Lines 478-479: The authors indicate that they have presented six relevant regulatory mechanisms in metabolism. However, in the development of the manuscript there are 7 points, including 2.1. Simulating metabolic networks using CBM (lines 92-136). Could you explain why only 6 mechanisms are presented and 7 are developed in the manuscript?

 

I congratulate to authors for the manuscript present, and I hope that the suggestions presented will help to improve the manuscript submitted for publication in Metabolites, wishing you all the best in the future.

Author Response

Please see the attachment.

Author Response File: Author Response.pdf

Reviewer 3 Report

This manuscript is a well-written review on the integration of regulatory mechanisms into GEMs. My main concerns are about the figures and some definitions that hopefully can improve the readability of the manuscript.

Figure 1:

• TRN should be a directed network.
• it would be nice if the authors depict actual signaling pathways, not just their functionalities (activation and inhibition)
• Elaborate on the epigenetics modifications definition, if the authors focused on the epigenetic modifications at the gene expression level, they should also mention Micro-RNAs, otherwise please replace them with histone modifications.
• For the allosteric modulation, I suggest using Negative and Positive feedback instead of feedback and feedforward.

Figure 2:

• S, should be a matrix of numbers (please draw an actual matrix with rows and columns and some numbers)
• What a reader should imply from the box below the S matrix?
• b, in CBM must be zero.

Figure 3:

• It is hard to follow. It could be more informative and accurate.

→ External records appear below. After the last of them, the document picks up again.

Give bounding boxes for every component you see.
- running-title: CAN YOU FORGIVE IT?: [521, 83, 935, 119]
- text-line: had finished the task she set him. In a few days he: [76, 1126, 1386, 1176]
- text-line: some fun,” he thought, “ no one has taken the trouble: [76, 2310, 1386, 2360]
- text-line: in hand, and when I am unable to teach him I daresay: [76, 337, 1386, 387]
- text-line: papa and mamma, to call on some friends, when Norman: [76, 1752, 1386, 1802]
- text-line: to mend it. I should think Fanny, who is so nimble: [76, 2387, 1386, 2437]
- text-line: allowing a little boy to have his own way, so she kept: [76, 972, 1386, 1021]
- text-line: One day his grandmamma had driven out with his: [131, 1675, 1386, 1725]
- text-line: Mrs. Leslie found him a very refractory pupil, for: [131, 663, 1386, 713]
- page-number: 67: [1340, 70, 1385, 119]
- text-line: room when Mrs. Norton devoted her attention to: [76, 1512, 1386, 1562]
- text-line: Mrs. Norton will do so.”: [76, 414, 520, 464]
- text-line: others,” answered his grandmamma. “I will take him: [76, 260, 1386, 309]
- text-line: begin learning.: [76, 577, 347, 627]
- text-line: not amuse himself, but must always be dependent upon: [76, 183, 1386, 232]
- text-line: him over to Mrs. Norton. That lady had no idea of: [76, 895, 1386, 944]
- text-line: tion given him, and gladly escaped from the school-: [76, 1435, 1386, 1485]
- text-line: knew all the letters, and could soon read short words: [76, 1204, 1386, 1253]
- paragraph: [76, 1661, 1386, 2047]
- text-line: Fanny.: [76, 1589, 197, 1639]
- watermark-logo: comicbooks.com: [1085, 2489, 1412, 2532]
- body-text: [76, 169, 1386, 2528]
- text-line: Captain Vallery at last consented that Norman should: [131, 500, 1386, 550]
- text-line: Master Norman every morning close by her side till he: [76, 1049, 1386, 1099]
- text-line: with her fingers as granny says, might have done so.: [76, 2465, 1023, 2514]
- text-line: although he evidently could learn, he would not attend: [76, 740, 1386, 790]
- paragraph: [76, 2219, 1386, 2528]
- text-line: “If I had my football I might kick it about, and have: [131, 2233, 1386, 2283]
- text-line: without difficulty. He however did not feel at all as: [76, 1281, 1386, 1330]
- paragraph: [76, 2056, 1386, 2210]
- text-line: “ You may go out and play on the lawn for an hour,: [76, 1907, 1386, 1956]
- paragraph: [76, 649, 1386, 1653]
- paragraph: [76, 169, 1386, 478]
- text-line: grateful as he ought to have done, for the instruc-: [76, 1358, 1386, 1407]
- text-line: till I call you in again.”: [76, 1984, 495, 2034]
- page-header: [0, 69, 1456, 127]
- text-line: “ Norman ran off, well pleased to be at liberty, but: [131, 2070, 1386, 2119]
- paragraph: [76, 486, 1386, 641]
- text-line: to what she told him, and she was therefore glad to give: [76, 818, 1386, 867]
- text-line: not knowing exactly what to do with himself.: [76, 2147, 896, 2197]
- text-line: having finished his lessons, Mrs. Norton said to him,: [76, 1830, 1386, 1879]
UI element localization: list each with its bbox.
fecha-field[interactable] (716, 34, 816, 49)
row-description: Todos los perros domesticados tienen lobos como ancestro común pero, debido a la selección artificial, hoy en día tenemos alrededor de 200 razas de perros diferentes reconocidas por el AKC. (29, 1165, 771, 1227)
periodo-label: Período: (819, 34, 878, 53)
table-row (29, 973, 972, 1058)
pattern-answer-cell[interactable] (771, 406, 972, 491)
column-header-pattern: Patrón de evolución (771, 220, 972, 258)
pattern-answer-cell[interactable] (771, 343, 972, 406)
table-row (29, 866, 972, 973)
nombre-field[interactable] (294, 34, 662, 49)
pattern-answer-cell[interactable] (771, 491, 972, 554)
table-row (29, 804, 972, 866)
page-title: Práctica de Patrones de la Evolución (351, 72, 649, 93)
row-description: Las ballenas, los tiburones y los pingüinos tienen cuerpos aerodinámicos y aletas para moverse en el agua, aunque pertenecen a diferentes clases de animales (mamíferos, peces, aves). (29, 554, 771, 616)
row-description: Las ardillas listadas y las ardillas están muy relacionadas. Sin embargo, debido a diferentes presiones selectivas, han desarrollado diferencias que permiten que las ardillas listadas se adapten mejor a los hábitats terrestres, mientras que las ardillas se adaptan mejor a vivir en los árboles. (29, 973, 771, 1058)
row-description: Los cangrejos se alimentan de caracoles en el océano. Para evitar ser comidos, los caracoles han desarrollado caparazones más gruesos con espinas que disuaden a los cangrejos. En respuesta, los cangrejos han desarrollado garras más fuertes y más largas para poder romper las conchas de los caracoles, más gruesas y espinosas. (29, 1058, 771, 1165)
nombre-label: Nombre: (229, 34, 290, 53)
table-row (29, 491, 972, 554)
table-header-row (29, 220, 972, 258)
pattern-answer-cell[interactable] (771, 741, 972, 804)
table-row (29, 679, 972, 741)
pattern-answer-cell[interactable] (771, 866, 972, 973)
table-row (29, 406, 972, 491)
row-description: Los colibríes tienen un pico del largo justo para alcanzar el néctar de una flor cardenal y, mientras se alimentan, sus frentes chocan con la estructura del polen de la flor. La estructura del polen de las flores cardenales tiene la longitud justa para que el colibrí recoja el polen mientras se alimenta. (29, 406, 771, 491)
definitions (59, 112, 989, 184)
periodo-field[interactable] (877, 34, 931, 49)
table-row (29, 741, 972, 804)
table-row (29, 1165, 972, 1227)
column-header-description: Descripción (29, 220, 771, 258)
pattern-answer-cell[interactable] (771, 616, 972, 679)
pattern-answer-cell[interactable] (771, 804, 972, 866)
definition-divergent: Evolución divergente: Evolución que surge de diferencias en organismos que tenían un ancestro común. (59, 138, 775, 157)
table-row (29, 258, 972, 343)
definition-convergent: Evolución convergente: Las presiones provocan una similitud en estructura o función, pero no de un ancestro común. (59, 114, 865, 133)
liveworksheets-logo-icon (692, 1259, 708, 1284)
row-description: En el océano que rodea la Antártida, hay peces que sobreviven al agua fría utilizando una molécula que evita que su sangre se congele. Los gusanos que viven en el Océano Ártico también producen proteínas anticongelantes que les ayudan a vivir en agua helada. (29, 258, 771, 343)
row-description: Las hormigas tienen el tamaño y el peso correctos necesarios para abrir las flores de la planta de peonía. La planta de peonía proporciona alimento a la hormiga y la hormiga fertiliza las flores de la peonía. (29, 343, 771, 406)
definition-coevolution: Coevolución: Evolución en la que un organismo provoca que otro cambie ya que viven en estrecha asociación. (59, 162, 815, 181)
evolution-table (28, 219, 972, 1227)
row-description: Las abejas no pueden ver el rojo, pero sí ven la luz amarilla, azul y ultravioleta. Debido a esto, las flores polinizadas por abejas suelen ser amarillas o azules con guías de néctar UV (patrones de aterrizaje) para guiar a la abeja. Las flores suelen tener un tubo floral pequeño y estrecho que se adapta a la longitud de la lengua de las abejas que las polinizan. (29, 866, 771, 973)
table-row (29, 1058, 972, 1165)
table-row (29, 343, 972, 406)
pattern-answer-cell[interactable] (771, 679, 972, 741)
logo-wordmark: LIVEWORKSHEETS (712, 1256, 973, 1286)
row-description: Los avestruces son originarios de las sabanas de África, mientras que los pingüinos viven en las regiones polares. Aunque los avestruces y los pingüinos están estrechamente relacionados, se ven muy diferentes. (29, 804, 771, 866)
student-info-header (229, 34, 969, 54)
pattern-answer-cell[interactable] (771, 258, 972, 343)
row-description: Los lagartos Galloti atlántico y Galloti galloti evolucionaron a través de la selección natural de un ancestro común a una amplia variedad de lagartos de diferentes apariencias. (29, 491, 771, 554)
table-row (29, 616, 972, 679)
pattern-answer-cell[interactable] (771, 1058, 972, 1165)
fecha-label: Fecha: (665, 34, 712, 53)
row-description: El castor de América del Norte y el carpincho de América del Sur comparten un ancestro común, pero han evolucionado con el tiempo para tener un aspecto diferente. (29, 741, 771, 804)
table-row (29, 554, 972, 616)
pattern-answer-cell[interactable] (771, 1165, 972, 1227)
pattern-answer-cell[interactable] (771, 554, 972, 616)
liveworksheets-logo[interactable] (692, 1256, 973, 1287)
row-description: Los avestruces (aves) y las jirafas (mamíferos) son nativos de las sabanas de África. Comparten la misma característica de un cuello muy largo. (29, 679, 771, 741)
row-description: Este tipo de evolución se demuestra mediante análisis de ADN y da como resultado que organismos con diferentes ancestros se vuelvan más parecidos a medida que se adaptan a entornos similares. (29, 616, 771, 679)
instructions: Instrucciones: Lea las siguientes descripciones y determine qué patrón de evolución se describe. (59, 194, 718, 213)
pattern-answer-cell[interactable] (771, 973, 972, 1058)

It would be nice if the authors also mention new platforms that have been developed for GEMs analysis, such as GECKO (https://www.embopress.org/doi/full/10.15252/msb.20167411)

It would be nice if the authors also mention some benchmarking investigations in this domain and summarize them. It is also helpful for the conclusion section.

In the conclusion section, the take-home message is missed. If a user wants to integrate regulatory mechanisms into GEMs, what are the author's suggestions?

 

 

Author Response

Please see the attachment.

Author Response File: Author Response.pdf

Round 2

Reviewer 3 Report

The authors have made a great effort to address all the comments from all reviewers. I believe the manuscript has substantially improved and now meets the required quality for publication.

Therefore, my recommendation is to publish it in its present form.